During the first period, MTI’s member trading accounts were linked to a professional trader it appointed through a multi-account manager arrangement linked to Meta Trader 4. Trading in derivative instruments was done based on forex pairs, using a platform broker called FXChoice. After substantial losses, MTI asked its members to delink their FXChoice accounts from the multi account manager account and move their Bitcoin to a pooled account.

Contravention: MTI did not have a financial services provider licence required by the Financial Advisory and Intermediary Services Act, although it was offering financial services. Therefore MTI was conducting unregistered financial services in financial derivatives in contravention of the Financial Sector Regulation Act.

The second period: August 2019 to October 2020

Starting in August 2019, Steynberg claimed that MTI employed a bot working with a head trader and trading team to make its trading decisions.

When MTI’s clients gave FXChoice ‘trading statements’ they received from MTI, FXChoice discovered they were based on demo trading accounts and not actual trades. FXChoice then froze the balance of the crypto assets linked to MTI on its platform.

The little trading done resulted in a capital loss of about 30%. According to the letter, the trading volumes and amount of Bitcoin on the platform was substantially less than the expected trading volumes based on the public claims by MTI.

Contravention: During this period, MTI was also running an unregistered financial services business in contravention of the Financial Advisory and Intermediary Services Act.

ALSO READ: Get-rich-quick scheme remains popular despite regulator’s dire warning         

The third period: October 2020 To December 2020

In October 2020, MTI claimed to have its trading activities to trade in derivative instruments based on Bitcoin to ensure it did not require a licence to operate as a financial services provider, but this was incorrect because the crypto assets were allegedly traded in the form of a derivative product, which still required a licence.

According to the letter, MTI, Steynberg and Cheri Marks claimed that the trading activities of MTI and all its clients’ crypto assets were transferred from FXChoice to its new ‘broker’, Trade300. The FSCA followed all possible links to establish whether Trade300 existed, but could only find one reference to Trade300, which was the website of Trade300, that was ‘under maintenance’.

When the investigating team searched Steynberg’s desktop computer, they found evidence that Steynberg had created the website of Trade300.

“It is the prima facie view of the Authority that the claim relating to Trade300 is false. In fact, Trade300 does not exist as a trading platform independent of MTI. It seems to be no more than a very basic website created by Steynberg,” the letter states.

It goes on to state that at first glance the evidence that MTI, Steynberg and Marks provided about the transfer of clients’ assets from FXChoice to Trade300, is false.
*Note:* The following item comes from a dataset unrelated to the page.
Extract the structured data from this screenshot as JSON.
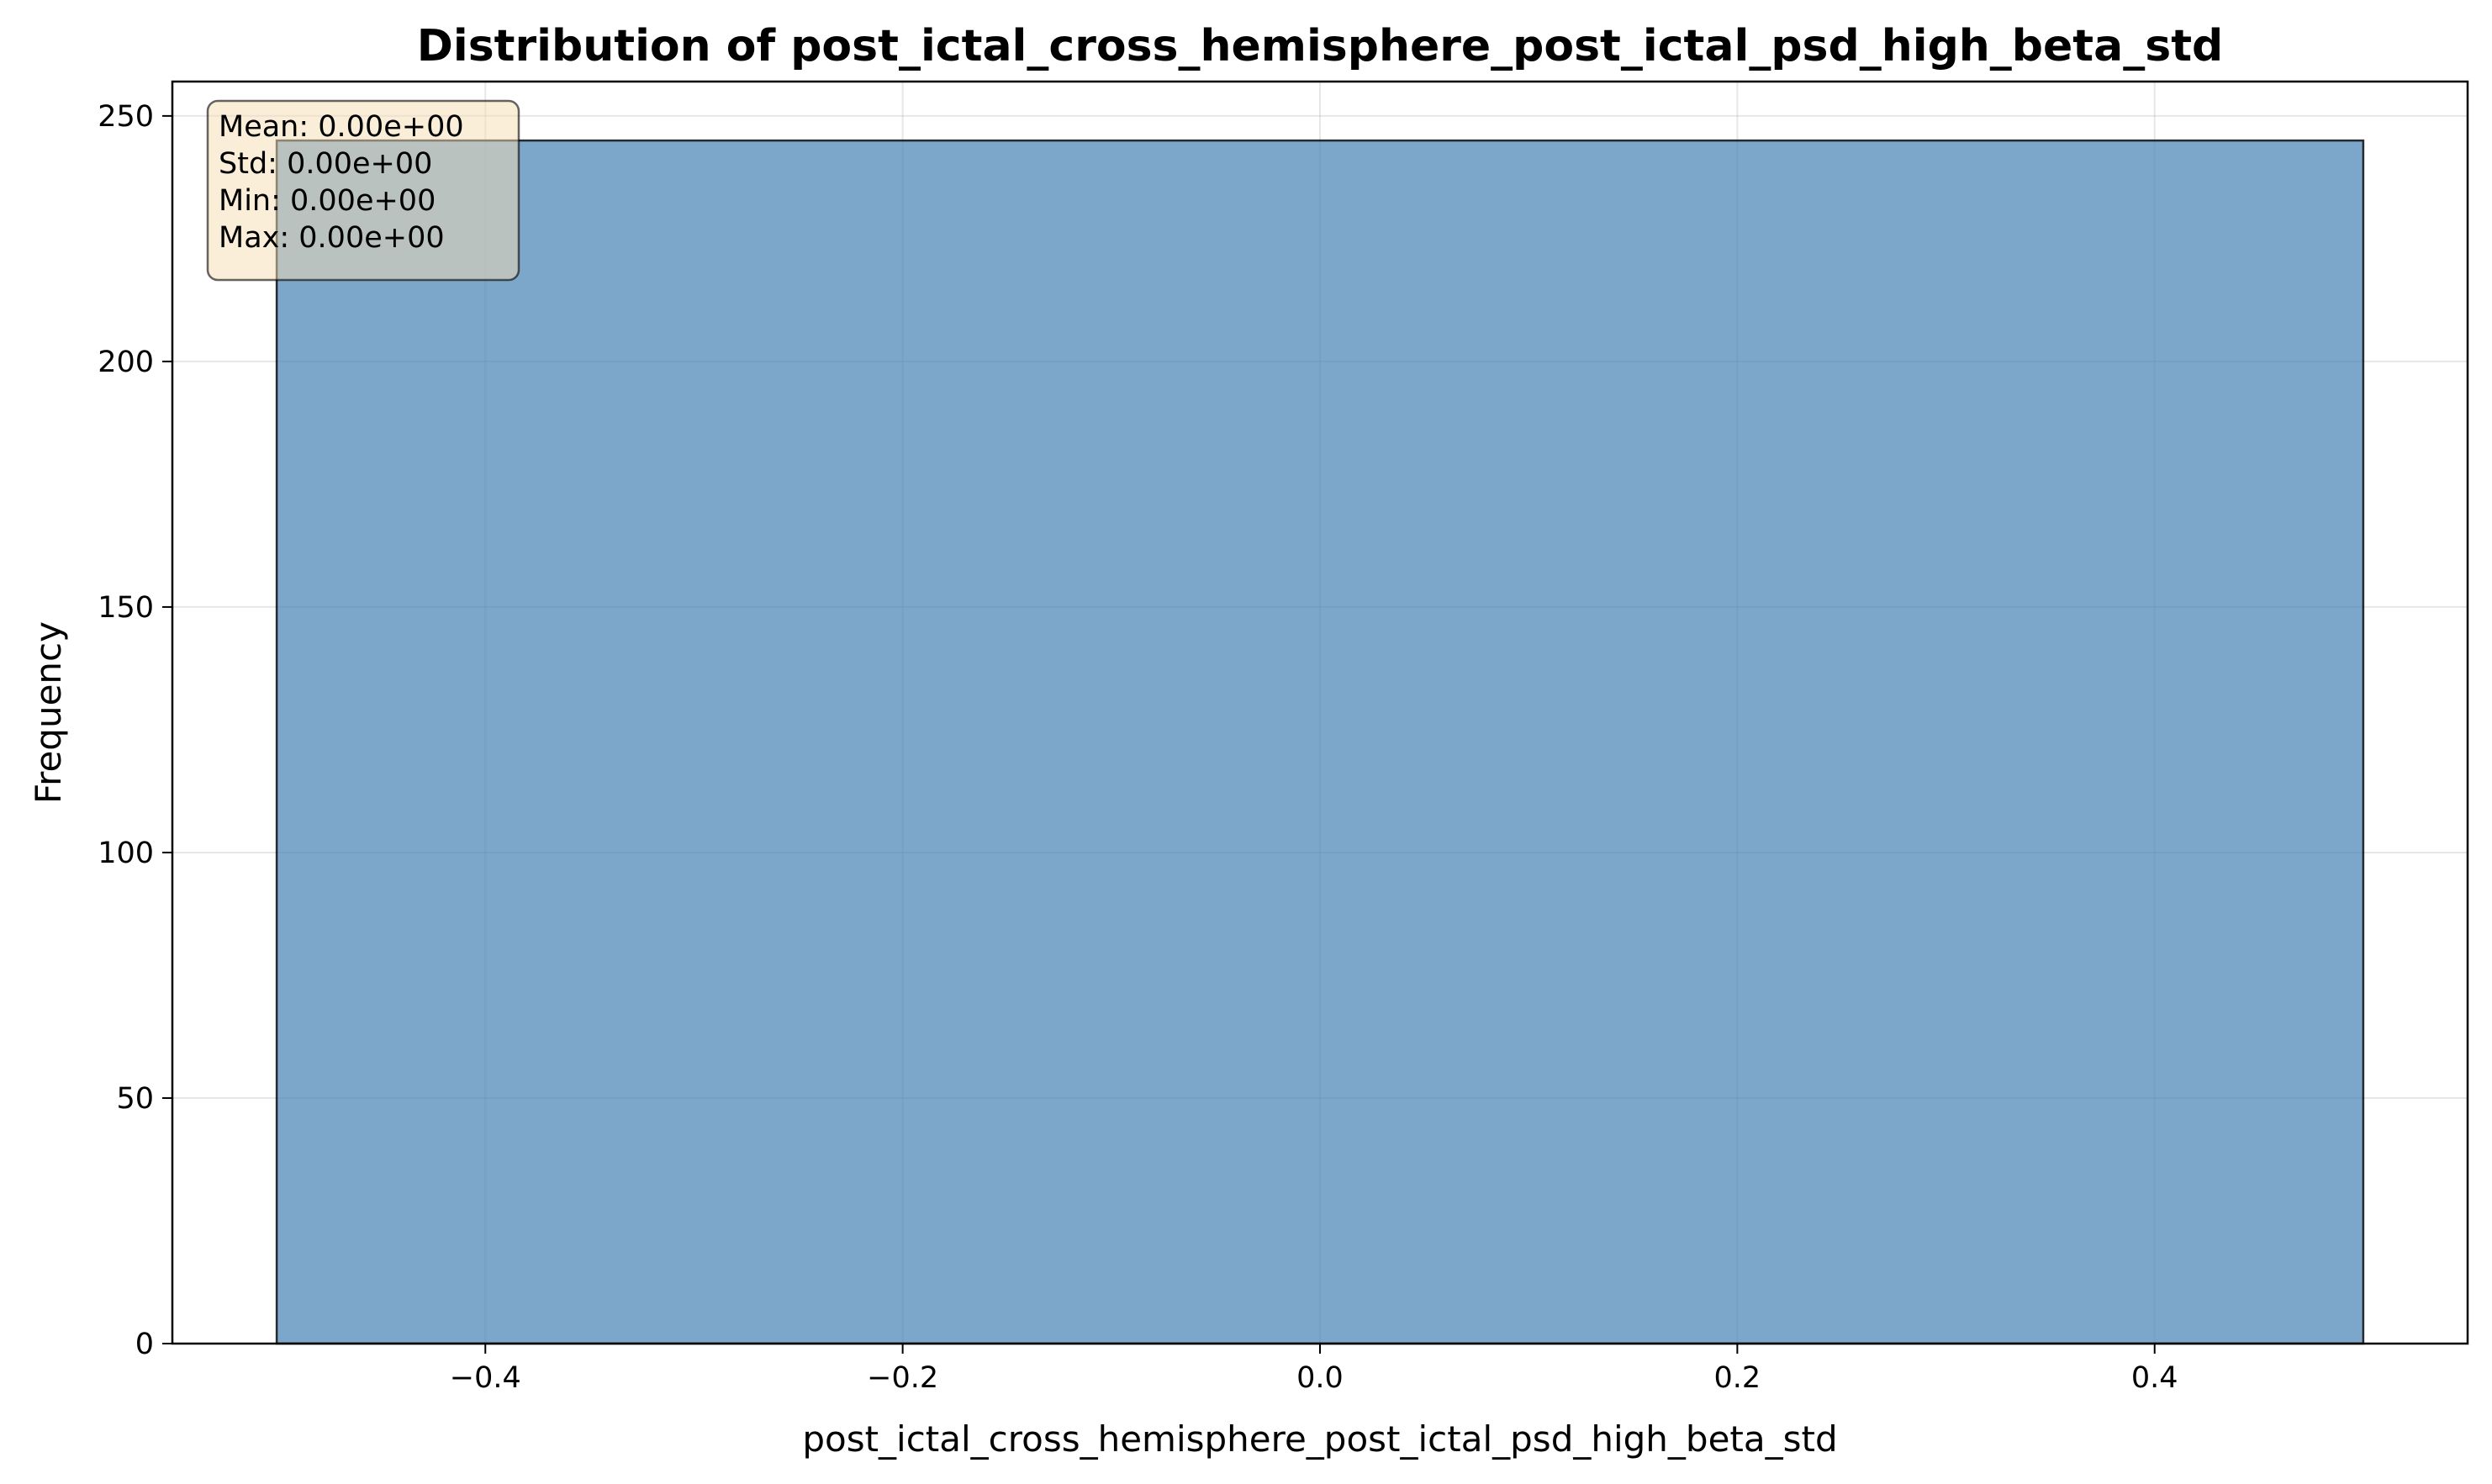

The FSCA could find no evidence of any significant store of Crypto assets on any trading platform, while most crypto balances appear in the name and under the control of Steynberg.

The amount of these balances is well below MTI’s advertised balance as being due to investors of MTI.

Contravention: MTI should have had a category II licence for discretionary asset management and trading without it, again contravened the Financial Advisory and Intermediary Services Act.

ALSO READ: MTI CEO disappears with over R5 billion in investors’ bitcoin

According to the letter, MTI used only a relatively small percentage of the clients’ assets to actually trade on a derivative platform. The balance of the assets creates the impression that Steynberg kept it in his name and paid clients from this pool of funds as they requested withdrawals, based on their alleged derivative positions.

Apart from the clear misrepresentations to clients, the FSCA believes that MTI also required an over-the-counter derivative provider licence, which it did not have and therefore also contravened Section 2 of the Regulations issued in terms of the Financial Markets Act 2012 and the Financial Sector Regulation Act.